The Miracle Woman - 1931
Directed By Frank Capra - released August 7, 1931
Barbara Stanwyck is Florence Fallon, star attraction at a less than ethical evangelical operation run by veteran con-artist Bob Hornsby (actor Sam Hardy). She got there by way of her bitter anger over the death of her reverend father at a church which he had served humbly for decades, and she has now taken her talent and knowledge to serve the confused purposes of making money and teaching a more visually stimulating gospel.

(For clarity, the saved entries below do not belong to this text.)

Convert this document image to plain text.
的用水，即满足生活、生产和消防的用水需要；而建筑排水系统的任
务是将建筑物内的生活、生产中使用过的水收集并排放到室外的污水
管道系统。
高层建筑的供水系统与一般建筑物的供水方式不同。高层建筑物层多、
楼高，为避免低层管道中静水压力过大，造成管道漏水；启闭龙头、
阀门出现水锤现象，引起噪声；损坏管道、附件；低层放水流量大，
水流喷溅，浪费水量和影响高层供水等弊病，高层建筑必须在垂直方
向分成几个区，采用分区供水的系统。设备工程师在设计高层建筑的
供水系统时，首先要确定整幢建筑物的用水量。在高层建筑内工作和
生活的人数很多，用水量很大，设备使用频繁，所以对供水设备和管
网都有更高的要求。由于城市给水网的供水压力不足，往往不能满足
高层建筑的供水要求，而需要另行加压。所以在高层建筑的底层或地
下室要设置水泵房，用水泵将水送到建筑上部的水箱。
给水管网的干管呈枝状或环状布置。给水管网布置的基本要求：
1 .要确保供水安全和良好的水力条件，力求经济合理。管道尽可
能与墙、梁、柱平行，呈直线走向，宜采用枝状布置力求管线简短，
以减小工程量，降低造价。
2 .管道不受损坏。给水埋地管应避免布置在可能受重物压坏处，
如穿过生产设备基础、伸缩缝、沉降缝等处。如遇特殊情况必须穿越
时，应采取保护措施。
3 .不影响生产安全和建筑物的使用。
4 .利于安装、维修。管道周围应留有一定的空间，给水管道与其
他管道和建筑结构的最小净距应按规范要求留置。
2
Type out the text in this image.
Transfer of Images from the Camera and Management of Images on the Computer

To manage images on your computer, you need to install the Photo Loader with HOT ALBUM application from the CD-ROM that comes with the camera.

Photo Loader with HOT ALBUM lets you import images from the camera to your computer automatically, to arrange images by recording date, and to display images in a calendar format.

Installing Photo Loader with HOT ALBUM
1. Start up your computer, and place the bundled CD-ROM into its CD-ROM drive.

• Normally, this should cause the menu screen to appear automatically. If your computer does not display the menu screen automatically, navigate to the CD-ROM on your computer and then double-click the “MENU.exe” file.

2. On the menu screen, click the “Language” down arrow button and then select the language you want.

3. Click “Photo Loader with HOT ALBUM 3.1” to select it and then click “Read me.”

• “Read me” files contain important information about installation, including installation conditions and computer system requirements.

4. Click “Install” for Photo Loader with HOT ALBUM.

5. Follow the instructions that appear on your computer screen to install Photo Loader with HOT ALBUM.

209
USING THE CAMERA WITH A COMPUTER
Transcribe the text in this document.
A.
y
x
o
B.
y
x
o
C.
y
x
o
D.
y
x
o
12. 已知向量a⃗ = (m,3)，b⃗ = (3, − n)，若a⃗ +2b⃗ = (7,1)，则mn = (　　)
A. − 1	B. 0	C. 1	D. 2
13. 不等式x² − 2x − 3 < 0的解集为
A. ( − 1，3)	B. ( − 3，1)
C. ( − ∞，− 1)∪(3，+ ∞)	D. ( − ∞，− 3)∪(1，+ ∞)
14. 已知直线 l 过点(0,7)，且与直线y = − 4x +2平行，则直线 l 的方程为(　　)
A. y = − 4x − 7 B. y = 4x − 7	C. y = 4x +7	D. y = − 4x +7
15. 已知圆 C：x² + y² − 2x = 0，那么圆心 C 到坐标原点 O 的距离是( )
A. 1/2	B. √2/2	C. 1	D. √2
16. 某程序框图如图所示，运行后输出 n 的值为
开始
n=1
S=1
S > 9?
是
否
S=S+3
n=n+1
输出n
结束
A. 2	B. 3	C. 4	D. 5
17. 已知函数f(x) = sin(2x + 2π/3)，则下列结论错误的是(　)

Along comes blind military veteran John Conner (actor David Manners), a man immune to the visual spectacle presented (or more accurately, manufactured) from behind the curtains at Fallon's religio-circus. Circumstances throw Fallon and Conners together, and over time she begins confiding in Conners (and he starts confessing to her, though rather surreptitiously by way of a handy ventriloquist dummy which is a character much bolder than Conner's can manage). Soon Hornsby is determined to break up this romance as it is starting to compel more honesty and reflection than he can stomach from Fallon, who has never understood the real depths of deception Hornsby has packaged for her to sell to audiences.

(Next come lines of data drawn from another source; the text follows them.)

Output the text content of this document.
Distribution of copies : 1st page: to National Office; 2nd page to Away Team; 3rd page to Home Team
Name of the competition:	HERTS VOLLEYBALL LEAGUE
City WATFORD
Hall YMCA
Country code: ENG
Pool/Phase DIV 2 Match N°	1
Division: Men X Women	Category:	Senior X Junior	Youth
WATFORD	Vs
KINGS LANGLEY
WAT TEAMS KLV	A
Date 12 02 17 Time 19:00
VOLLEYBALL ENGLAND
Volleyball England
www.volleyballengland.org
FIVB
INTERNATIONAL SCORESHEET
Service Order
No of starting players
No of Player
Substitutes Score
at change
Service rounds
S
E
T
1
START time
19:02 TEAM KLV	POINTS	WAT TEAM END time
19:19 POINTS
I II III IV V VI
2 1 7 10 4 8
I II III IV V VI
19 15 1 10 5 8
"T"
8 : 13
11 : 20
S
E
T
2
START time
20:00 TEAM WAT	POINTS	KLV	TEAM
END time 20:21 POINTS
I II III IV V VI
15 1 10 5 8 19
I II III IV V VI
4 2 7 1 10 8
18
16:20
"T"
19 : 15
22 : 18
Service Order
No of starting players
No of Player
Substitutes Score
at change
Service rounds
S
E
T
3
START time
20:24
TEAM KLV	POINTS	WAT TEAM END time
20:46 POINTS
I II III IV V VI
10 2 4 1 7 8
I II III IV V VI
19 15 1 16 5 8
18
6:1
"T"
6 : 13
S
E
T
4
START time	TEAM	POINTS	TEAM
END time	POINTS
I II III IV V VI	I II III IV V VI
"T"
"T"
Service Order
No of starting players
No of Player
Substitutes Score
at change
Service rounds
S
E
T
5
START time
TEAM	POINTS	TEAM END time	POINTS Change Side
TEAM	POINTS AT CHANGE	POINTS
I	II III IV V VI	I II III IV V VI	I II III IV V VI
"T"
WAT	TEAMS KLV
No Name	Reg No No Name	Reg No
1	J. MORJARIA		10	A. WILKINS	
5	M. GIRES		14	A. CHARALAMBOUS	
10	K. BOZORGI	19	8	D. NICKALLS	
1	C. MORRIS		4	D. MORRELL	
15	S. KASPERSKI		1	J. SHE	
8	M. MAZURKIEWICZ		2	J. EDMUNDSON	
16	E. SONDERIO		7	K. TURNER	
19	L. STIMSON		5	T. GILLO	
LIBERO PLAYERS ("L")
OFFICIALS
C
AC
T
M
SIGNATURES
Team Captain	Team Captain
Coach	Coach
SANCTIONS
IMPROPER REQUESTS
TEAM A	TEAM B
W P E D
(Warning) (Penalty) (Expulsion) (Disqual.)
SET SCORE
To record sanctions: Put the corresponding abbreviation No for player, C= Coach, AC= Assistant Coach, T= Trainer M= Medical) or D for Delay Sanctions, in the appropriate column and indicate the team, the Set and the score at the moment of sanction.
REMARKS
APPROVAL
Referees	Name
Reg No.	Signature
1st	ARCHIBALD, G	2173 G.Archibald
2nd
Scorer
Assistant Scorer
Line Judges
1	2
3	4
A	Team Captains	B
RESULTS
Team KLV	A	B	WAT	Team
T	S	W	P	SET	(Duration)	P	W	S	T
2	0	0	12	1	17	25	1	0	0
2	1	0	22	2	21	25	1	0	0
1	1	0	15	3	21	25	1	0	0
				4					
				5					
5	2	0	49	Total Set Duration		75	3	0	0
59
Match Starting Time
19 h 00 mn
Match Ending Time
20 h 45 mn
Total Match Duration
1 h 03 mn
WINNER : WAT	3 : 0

Though early in Capra's career, this is obviously his movie, from the Joseph Walker cinematography to the character development. The romance and melodrama is soggy in the same way which slowed down The Bitter Tea of General Yen and Forbidden, both made with Stanwyck. Ambitious and trying to handle serious issues, The Miracle Woman shows a step forward by Capra in attempting to meld together a topical subject with melodrama, seasoned with humor.